Harry did as instructed. “That’s Mags and Janice’s brewery and restaurant. Turn it up a bit.”

Fair clicked up the volume. A brewery delivery truck had been pilfered at Bottoms Up, the brewery. All cartons were missing. The theft was assumed to have happened in the night. The brewery itself had not been broken into.

“Beer must be worth more than the money in the cash register,” Fair mused.

“Having someone want your beer that badly is a good advertisement.” Harry took the remote from him, turning down the sound. “Bet the girls are upset. It’s funny—their husbands thought the whole idea a middle-aged-crisis thing when they got started but they gave in, ponied up the start-up money. What was it, three years ago?

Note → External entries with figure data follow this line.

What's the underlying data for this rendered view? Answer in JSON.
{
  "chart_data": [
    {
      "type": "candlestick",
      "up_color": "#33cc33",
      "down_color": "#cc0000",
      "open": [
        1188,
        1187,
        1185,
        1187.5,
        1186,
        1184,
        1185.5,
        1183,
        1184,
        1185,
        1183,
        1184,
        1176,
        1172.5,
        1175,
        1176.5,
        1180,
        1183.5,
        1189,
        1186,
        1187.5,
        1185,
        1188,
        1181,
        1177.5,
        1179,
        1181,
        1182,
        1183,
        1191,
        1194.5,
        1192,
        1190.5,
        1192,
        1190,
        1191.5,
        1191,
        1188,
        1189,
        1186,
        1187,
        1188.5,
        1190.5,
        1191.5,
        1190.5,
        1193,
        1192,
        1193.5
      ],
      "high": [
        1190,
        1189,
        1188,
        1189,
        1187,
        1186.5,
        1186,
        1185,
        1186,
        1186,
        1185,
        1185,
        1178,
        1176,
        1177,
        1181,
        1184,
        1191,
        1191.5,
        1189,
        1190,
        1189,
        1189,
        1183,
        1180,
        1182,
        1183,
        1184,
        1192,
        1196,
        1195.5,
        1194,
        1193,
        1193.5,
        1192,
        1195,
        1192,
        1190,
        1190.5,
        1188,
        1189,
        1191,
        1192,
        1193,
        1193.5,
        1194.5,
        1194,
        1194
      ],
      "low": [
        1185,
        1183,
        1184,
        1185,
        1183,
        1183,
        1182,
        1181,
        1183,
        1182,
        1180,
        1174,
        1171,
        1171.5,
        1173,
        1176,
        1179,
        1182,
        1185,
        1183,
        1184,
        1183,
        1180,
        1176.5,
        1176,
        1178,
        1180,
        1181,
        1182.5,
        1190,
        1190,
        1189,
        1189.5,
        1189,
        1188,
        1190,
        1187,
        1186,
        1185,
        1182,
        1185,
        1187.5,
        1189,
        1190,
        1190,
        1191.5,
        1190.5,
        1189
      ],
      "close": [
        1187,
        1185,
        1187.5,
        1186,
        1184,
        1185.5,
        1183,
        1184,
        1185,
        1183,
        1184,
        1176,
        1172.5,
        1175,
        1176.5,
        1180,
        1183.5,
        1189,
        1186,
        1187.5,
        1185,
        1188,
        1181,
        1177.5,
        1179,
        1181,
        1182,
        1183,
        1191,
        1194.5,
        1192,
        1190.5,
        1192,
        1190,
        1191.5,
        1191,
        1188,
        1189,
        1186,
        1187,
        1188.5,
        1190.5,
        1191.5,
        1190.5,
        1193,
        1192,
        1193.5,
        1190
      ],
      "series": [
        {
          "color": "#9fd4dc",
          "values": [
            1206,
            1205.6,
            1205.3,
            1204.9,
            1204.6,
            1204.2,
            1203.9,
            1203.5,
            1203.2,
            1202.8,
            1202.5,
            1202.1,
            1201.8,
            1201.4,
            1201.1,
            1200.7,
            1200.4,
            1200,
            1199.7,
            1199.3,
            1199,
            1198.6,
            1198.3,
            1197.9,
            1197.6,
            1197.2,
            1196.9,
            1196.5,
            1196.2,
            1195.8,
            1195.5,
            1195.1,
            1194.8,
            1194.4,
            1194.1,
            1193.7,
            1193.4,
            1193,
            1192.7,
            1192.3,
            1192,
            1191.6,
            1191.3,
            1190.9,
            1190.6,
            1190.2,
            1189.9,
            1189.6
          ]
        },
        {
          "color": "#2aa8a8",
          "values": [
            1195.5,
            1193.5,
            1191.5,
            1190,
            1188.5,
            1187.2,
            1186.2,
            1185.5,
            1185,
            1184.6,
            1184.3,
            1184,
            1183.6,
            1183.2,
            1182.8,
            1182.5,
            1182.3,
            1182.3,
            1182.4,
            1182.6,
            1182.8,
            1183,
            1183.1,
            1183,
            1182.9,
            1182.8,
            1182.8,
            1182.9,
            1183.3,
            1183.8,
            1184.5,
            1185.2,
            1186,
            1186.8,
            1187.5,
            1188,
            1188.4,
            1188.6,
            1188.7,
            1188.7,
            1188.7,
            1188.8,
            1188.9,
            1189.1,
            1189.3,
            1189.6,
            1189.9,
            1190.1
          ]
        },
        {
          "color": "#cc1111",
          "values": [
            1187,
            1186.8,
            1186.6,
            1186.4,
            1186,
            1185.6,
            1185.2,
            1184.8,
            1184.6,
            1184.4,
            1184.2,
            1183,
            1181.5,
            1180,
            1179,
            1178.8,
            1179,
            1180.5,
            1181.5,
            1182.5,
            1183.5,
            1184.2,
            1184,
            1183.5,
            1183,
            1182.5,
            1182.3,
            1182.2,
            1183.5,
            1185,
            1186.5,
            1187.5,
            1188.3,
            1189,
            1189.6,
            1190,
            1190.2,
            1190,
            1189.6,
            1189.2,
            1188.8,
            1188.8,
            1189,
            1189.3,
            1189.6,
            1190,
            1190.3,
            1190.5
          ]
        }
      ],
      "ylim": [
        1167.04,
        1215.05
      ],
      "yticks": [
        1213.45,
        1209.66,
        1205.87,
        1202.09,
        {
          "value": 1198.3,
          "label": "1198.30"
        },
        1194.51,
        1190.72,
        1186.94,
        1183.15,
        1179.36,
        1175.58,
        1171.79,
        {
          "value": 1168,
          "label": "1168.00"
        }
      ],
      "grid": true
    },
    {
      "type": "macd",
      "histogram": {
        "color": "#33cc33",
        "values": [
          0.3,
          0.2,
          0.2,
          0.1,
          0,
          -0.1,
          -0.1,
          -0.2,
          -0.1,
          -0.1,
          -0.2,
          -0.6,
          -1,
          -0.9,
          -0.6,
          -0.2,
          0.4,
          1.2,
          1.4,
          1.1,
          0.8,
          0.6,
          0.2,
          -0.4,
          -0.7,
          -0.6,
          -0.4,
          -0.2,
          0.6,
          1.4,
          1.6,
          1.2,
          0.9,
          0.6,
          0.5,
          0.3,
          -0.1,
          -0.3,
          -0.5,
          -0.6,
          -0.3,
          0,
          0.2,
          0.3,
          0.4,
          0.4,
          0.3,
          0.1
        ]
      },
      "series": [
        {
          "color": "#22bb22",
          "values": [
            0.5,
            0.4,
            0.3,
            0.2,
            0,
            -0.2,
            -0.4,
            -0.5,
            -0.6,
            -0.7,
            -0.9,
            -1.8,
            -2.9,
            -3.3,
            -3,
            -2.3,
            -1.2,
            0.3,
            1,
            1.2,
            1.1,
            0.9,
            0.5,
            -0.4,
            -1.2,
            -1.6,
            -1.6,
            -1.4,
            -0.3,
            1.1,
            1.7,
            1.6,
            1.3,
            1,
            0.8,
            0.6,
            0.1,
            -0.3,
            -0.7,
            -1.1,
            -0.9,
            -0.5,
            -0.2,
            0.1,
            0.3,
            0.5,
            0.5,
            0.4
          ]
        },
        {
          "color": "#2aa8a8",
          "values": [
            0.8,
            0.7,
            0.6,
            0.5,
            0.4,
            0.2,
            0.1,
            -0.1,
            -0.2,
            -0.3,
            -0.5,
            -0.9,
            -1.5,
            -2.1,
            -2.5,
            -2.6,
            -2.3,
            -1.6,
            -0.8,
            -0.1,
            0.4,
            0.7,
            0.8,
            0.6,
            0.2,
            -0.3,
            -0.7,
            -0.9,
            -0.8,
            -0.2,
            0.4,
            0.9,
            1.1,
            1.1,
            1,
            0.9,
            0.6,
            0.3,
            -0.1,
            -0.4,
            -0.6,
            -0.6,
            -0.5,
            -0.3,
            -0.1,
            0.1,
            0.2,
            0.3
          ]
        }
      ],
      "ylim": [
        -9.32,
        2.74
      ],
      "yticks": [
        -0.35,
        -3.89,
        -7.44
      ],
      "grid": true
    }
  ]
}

And look how successful they’ve been.” She thought a moment. “I’ll call them tomorrow. Too much chaos now.”

“They’re intelligent people. Kevin has made a success of his nursery business. Mother Nature is a tough business partner.” Harry spoke from deep experience as a farmer. “And Janice’s husband certainly is successful as a stockbroker. I don’t know how anyone can call the market trends, but he does.”

“Why is it that so many women want to start a business in their middle years?” Fair’s eyebrows rose.

“It’s the first time they’re free. His business is established. The kids are out of the house. The mom’s no longer a taxi service, and by middle age you’ve lost a few friends. You wake up.”

“I never thought of it like that,” Fair honestly replied.

“Men don’t.” Harry playfully pretended to slap his cheek. “You can count your lucky stars that I’ve always had a job.”

“You mean besides me?” he teased.

“You’re not a job. You’re an angel.”

He looked up at her, leaning over the table, stood up to give her a big kiss. “You always surprise me.”

“I try.” She kissed him back as he sank into his seat again.

“Potpie will be ready in a minute. You’re really tired. People don’t realize how physical a vet’s job can be.”

“Some days. Other days it’s easy.” He glanced at the TV. “Now there’s a wreck. Box truck carrying beer turned over and look at the cartons and broken bottles. I’m surprised people aren’t out there with straws.” He turned up the sound. “Booze is big business. Look at that mess.”

“Booze, prostitution, drugs. Big money. Look at the cars backed up on 64 because of the accident.”

A pileup on I-64, the main east-west corridor through the middle of the country, filled the screen. As 64 started in the southeast corner of Virginia, the traffic flowed heavily and fast. Someone was always smashing another vehicle or going off the road. Perhaps the interstates were a mixed blessing, although no one who lived before President Eisenhower had them built thought that—nothing mixed about it.

“Why would anyone steal specially brewed beer?” Harry wondered. “Or illegally brewed liquor?”

“Harry, I’m sure they can sell the stuff for three times as much in New York City.” He smiled slightly. “Probably only Bottoms Up’s truck was pilfered.”

“How about the craze for hard cider?” he then added. “Ten years ago there was only one distillery. You couldn’t give it away.”

“Fads. But I give all these brewers credit, legal or illegal. Nothing like the water running off the Blue Ridge Mountains.” She changed the subject. “Before I forget, is your tuxedo clean?”

“It is.”

“Remember we have to go to that big fundraiser Saturday night for AHIP. I expect the whole county will be there, including the sick, the lame, and the halt.” She used the old expression her grandfather used to use, a pipe, full of fragrant tobacco, jutting out from his jaw.

AHIP built houses for the needy, and renewed others. The “A” stood for Albemarle, the county. Albemarle Housing Improvement Program. In truth, the state needed to fund, really fund, such organizations in each county. Virginia, like all other states, had poverty, much of it hidden.

“If you see Bottoms Up beer, be suspicious.”

“Why?” she asked.

“With the explosion of breweries in Albemarle and Nelson Counties, if the organizers had picked one, war. Death.” He laughed.